The girl repaired to her own room to weep floods of tears over her father's anger, and the disobedience that made itself apparent as soon as she was beyond the spell of that specious tongue. There were a few fears too for his disappointment; but when her mother came up in great displeasure, the first words were-

"O, mamma, I could not help it!"

"You could not prevent his accosting you, but you might have prevented his giving all this trouble to papa. You know we should never allow it."

"Indeed I only said if!"

"You had no right to say anything. When a young lady knows a man is not to be encouraged, she should say nothing to give him an advantage. You could never expect us to let you go to a barbarous place at the other end of the world with a man of as good as no religion at all."

"He goes to church," said Essie, too simple to look beyond.

"Only here, to please his mother. My dear, you must put this out of your head. Even if he were very different, we should never let you marry a first cousin, and he knows it. It was very wrong in him to have spoken to you."

"Please don't let him do it again," said Esther, faintly.

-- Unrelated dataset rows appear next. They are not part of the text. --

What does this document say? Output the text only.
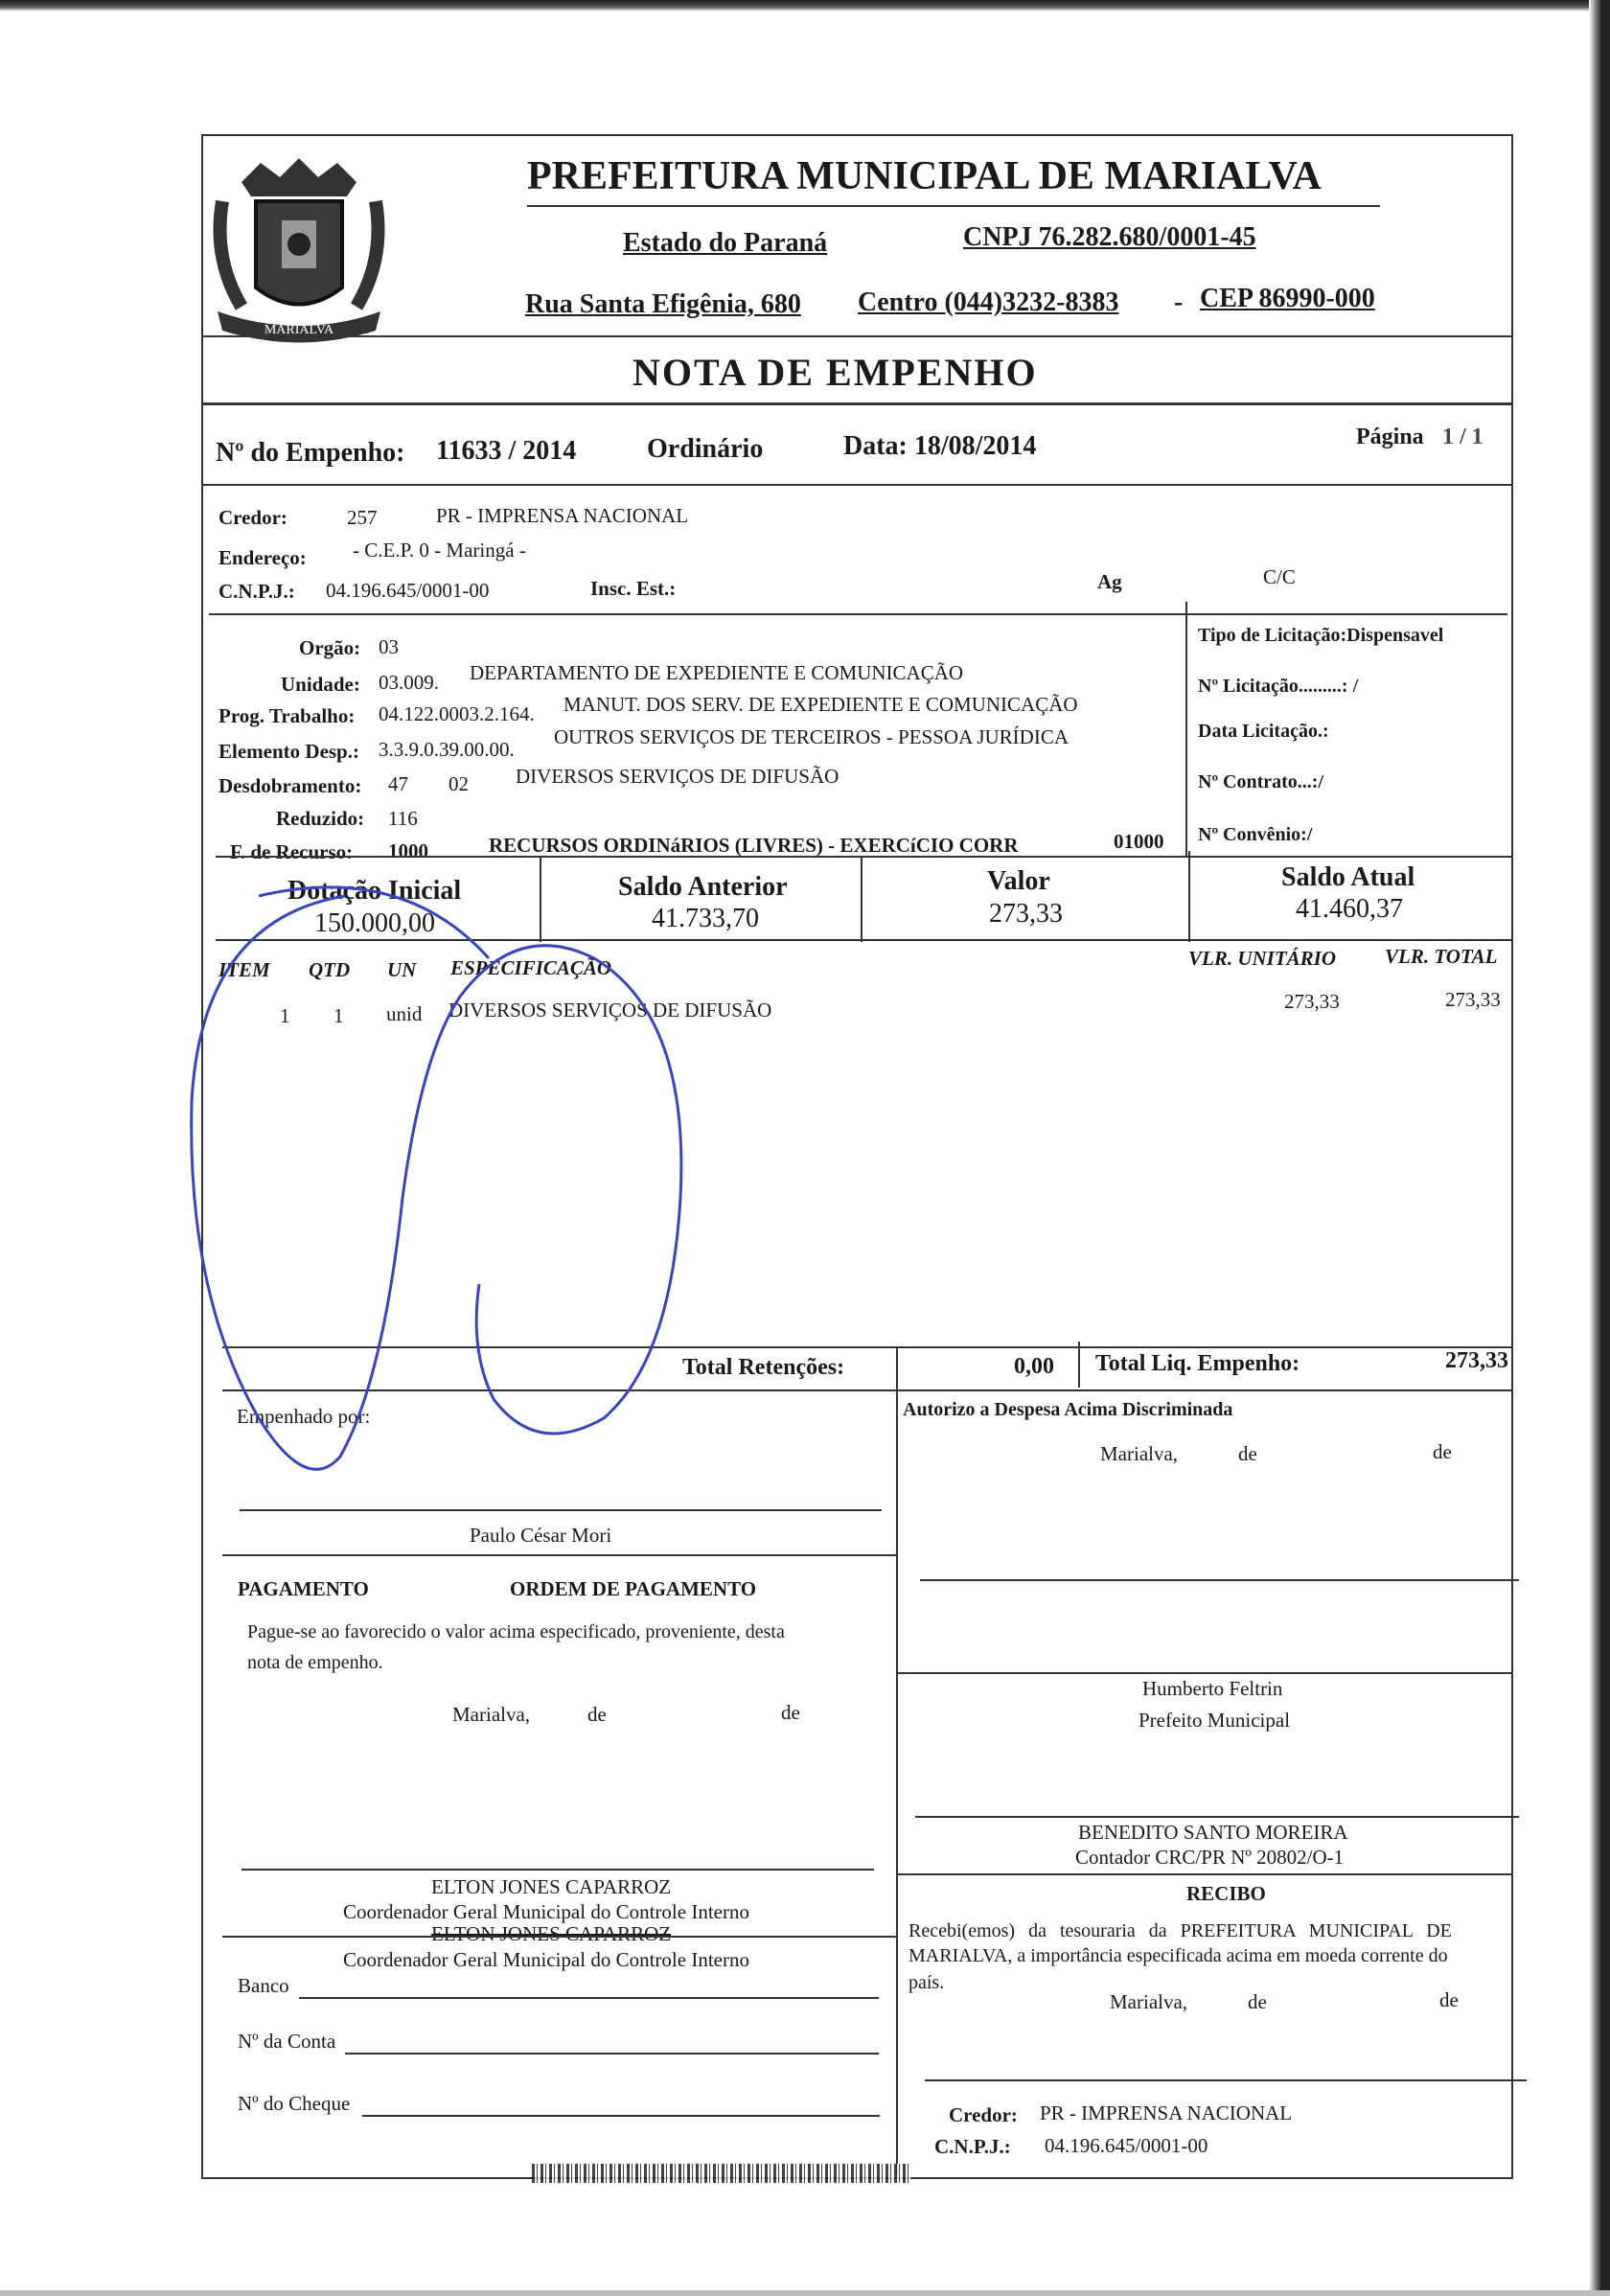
MARIALVA
PREFEITURA MUNICIPAL DE MARIALVA
Estado do Paraná	CNPJ 76.282.680/0001-45
Rua Santa Efigênia, 680 Centro (044)3232-8383 - CEP 86990-000
NOTA DE EMPENHO
Nº do Empenho: 11633 / 2014	Ordinário	Data: 18/08/2014	Página 1 / 1
Credor:	257	PR - IMPRENSA NACIONAL
Endereço: - C.E.P. 0 - Maringá -
C.N.P.J.: 04.196.645/0001-00	Insc. Est.:	Ag	C/C
Orgão: 03
Unidade: 03.009. DEPARTAMENTO DE EXPEDIENTE E COMUNICAÇÃO
Prog. Trabalho: 04.122.0003.2.164. MANUT. DOS SERV. DE EXPEDIENTE E COMUNICAÇÃO
Elemento Desp.: 3.3.9.0.39.00.00.
OUTROS SERVIÇOS DE TERCEIROS - PESSOA JURÍDICA
Desdobramento: 47 02 DIVERSOS SERVIÇOS DE DIFUSÃO
Reduzido: 116
F. de Recurso: 1000	RECURSOS ORDINáRIOS (LIVRES) - EXERCíCIO CORR	01000
Tipo de Licitação:Dispensavel
Nº Licitação.........: /
Data Licitação.:
Nº Contrato...:/
Nº Convênio:/
Dotação Inicial
150.000,00
Saldo Anterior
41.733,70
Valor
273,33
Saldo Atual
41.460,37
ITEM QTD UN ESPECIFICAÇÃO	VLR. UNITÁRIO VLR. TOTAL
1 1 unid DIVERSOS SERVIÇOS DE DIFUSÃO	273,33	273,33
Total Retenções:	0,00 Total Liq. Empenho:	273,33
Empenhado por:
Paulo César Mori
Autorizo a Despesa Acima Discriminada
Marialva,	de	de
Humberto Feltrin
Prefeito Municipal
BENEDITO SANTO MOREIRA
Contador CRC/PR Nº 20802/O-1
PAGAMENTO	ORDEM DE PAGAMENTO
Pague-se ao favorecido o valor acima especificado, proveniente, desta
nota de empenho.
Marialva,	de	de
ELTON JONES CAPARROZ
Coordenador Geral Municipal do Controle Interno
ELTON JONES CAPARROZ
Coordenador Geral Municipal do Controle Interno
Banco
Nº da Conta
Nº do Cheque
RECIBO
Recebi(emos) da tesouraria da PREFEITURA MUNICIPAL DE
MARIALVA, a importância especificada acima em moeda corrente do
país.
Marialva,	de	de
Credor: PR - IMPRENSA NACIONAL
C.N.P.J.: 04.196.645/0001-00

"That's right, my dear," with a kiss of forgiveness. "I am sure you are too good a girl really to care for him."

"I wish he would not care for me," sighed poor Essie, wearily. "He always was so kind, and now they are in trouble I couldn't vex him."

"Oh, my dear, young men get over things of this sort half a dozen times in their lives."

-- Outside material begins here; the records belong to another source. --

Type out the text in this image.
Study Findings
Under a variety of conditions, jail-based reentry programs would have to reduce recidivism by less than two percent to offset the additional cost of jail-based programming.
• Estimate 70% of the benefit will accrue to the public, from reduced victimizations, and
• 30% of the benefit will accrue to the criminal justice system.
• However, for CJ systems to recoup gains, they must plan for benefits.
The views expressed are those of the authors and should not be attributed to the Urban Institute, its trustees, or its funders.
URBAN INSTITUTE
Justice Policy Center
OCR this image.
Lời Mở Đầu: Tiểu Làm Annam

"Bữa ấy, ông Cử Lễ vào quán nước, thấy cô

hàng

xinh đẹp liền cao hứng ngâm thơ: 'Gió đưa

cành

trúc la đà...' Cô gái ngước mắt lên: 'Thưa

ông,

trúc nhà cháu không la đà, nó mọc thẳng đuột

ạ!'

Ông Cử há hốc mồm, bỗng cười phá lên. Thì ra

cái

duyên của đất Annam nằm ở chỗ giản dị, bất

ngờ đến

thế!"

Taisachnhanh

Essie was not delighted with this mode of consolation, and when her mother tenderly smoothed back her hair, and bade her bathe her face and dress for dinner, she clung to her and said-

"Don't let me see him again."

It was a wholesome dread, which Mrs. Brownlow encouraged, for both she and her husband were annoyed and perplexed by Robert's cool reception of their refusal. He quietly declared that he could allow for their prejudices, and that it was merely a matter of time, and he was provokingly calm and secure, showing neither anger nor disappointment. He did not argue, but having once shown that his salary warranted his offer, that the climate was excellent, and that European civilisation prevailed, he treated his uncle and aunt as unreasonably prejudiced mortals, who would in time yield to his patient determination.

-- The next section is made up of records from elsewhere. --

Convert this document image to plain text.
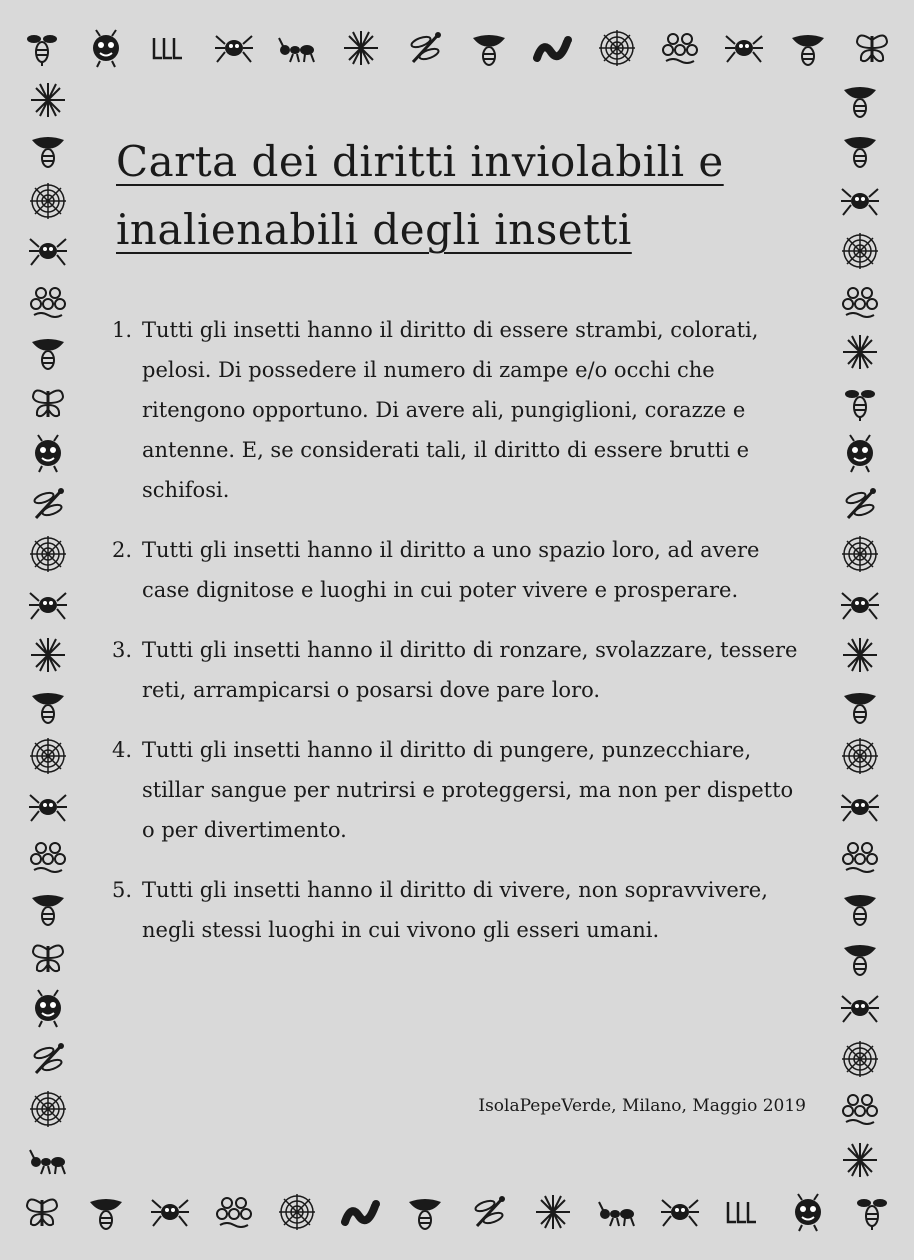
Carta dei diritti inviolabili e inalienabili degli insetti
1. Tutti gli insetti hanno il diritto di essere strambi, colorati, pelosi. Di possedere il numero di zampe e/o occhi che ritengono opportuno. Di avere ali, pungiglioni, corazze e antenne. E, se considerati tali, il diritto di essere brutti e schifosi.
2. Tutti gli insetti hanno il diritto a uno spazio loro, ad avere case dignitose e luoghi in cui poter vivere e prosperare.
3. Tutti gli insetti hanno il diritto di ronzare, svolazzare, tessere reti, arrampicarsi o posarsi dove pare loro.
4. Tutti gli insetti hanno il diritto di pungere, punzecchiare, stillar sangue per nutrirsi e proteggersi, ma non per dispetto o per divertimento.
5. Tutti gli insetti hanno il diritto di vivere, non sopravvivere, negli stessi luoghi in cui vivono gli esseri umani.
IsolaPepeVerde, Milano, Maggio 2019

His mother was as much annoyed as they were, all the more because her sister-in-law could hardly credit her perfect innocence of Robert's intentions, and was vexed at her wish to ascertain Esther's feelings. This was not easy! the poor child was so unhappy and shamefaced, so shocked at her involuntary disobedience, and so grieved at the pain she had given. If Robert had been set before her with full consent of friends, she would have let her whole heart go out to him, loved him, and trusted him for ever, treating whatever opinions were unlike hers as manly idiosyncrasies beyond her power to fathom. But she was no Lydia Languish to need opposition as a stimulus. It rather gave her tender and dutiful spirit a sense of shame, terror, and disobedience; and she thankfully accepted the mandate that sent her on a visit to her married sister for as long as Bobus should remain at Belforest.

He did not show himself downcast, but was quietly assured that he should win her at last, only smiling at the useless precaution, and declaring himself willing to wait, and make a home for her.

But this matter had not tended to make his mother more at ease in her enforced stay at Belforest, which was becoming a kind of gilded prison.